MEHMET TANJU AKAD KİTAPLARI… Epeydir ara verdiğim kitap tanıtım, eleştiri yazılarına birkaç kitapla devam edeyim. İlki Mehmet Akad hocadan “Alternatifsiz Kriz”. Hoca’nın daha önce mail paylaşımları vardı, sonradan sadece face ortamında yazmaya başladı. Neredeyse tüm paylaşımlarını ilgiyle ve beğenerek izliyorum. Ancak ben böyle pek yapmam ama, tek bir kitabını bile okumamıştım. İşte bu okuduğum ilk kitabı.
Niye şimdiye kadar okumadım bilmiyorum. Tanju Akad’ın kitaplarından büyük bölümü savaş tarihi ve değişik savaşların türlü yüzleri üstüne. O konu da ilgimi çeker, ama birinci önceliğim değil, demek ki sonraki zamanlara ertelemişim. Başka biri “Tarihten Günümüze İstihbarat”. Siyaset üstüne iki kitabı var, görebildiğim kadarıyla. Biri “Türk Siyaset Geleneği”. Öteki de bu.
202 sayfalık “Alternatifsiz Kriz” kolay okunan, ama her sayfasıyla toplumsal mücadele tarihiyle ilgili çarpıcı bilgiler öğrenebileceğiniz bir eser. İkinci başlığı: “Toplumcu siyasette özgür alternatif yaratmak üzerine notlar”. Adından da anlaşılacağı üzere kitap esas olarak sosyalist mücadelenin sorunlarını ve neyi nasıl yapmamak, nasıl yapmak üzerine bilgi ve değerlendirmeleri içeriyor.
Kapitalizm 100 yüz yılı aşkın süredir kriz içinde. Bazen bu krizler iyice derinleşiyor. Ancak ona alternatif olma iddiasındaki sosyalizm bir türlü kazanamıyor. Zaten başka bir alternatif de yok. Ancak daha kötüsü sosyalizmin kazanamaması değil. Onun hızla kapitalizme dönüşmesi. Başka deyişle sosyalizmin fiilen hiç var olmaması. Sosyalist partilerin, işçi sınıfını temsil iddiasındaki kapitalist ülkelerdeki muhalif partilerin de aslında burjuva, kapitalist partiler oluşu. Alternatifsizlik işte bu.
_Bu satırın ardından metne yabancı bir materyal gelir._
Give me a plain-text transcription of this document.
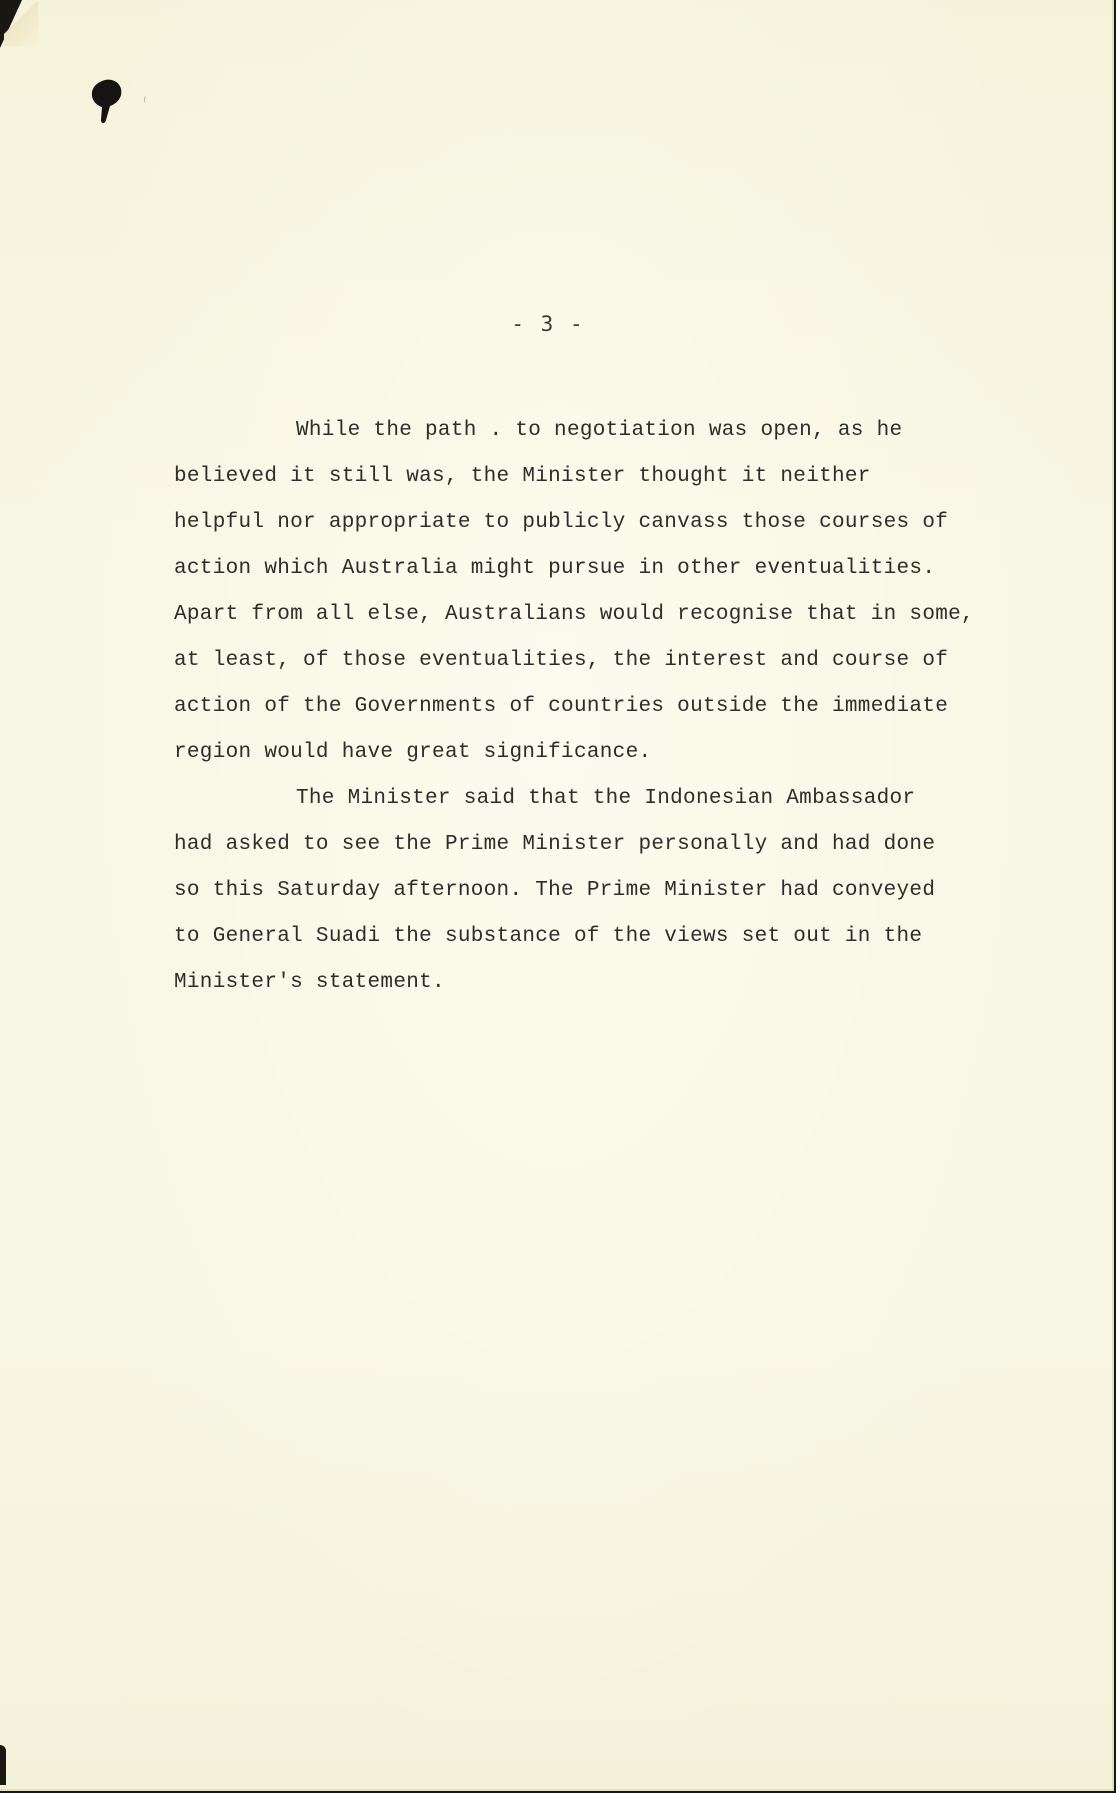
- 3 -
While the path . to negotiation was open, as he
believed it still was, the Minister thought it neither
helpful nor appropriate to publicly canvass those courses of
action which Australia might pursue in other eventualities.
Apart from all else, Australians would recognise that in some,
at least, of those eventualities, the interest and course of
action of the Governments of countries outside the immediate
region would have great significance.
The Minister said that the Indonesian Ambassador
had asked to see the Prime Minister personally and had done
so this Saturday afternoon. The Prime Minister had conveyed
to General Suadi the substance of the views set out in the
Minister's statement.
Yanlışlar nasıl yapılıyor, neden yapılıyor. Sovyet ve Çin deneyimlerine dair birçoğunu bildiğim (ben zaten on yıllardır bu konuları araştırdığım için, yoksa büyük çoğunluğu okura yepyeni gelecektir), bazılarını ise yeni öğrendiğim pek çok alıntı ve gerçek aktarılıyor. Keza Batı’daki sol partiler üzerine de… Bunlar üzerinden bazı değerlendirmelere varılıyor ki, neredeyse hepsine katılıyorum.
Örneğin yozlaşmanın Lenin zamanında başladığını biliyordum, ama onu aklamak için fazla da üstünde durmuyordum. O konuda önemli bilgiler var. Troçki’nin Sovyet işçilerine verilen ücretlerin yarıya indirilmesi ve hatta bazı aylar hiç verilmemesini haklı gösteren teorik bir kılıfını okudum ki, komik mi desem, ibretlik, trajik mi? İşçiler kendi devletlerine kredi veriyormuş!!! Bu küstah açıklama bile buram buram burjuvazi ve kapitalizm diliyle yapılmış. Sovyetler’in öteki ülkelerdeki komünist partileri uşak gibi gördüğü ve yetkililerini satın alarak kendi hizmetkarına dönüştürdüğü gerçeği… Bunlar hafif şeyler aslında. Sovyetler’in birçoğu komünist ve işçi, asker 700 binden fazla yurttaşını idam edişi. Milyonları ise açlık ve sürgünlerle kırışı. Benzeri olayların Çin’de de yaşanması…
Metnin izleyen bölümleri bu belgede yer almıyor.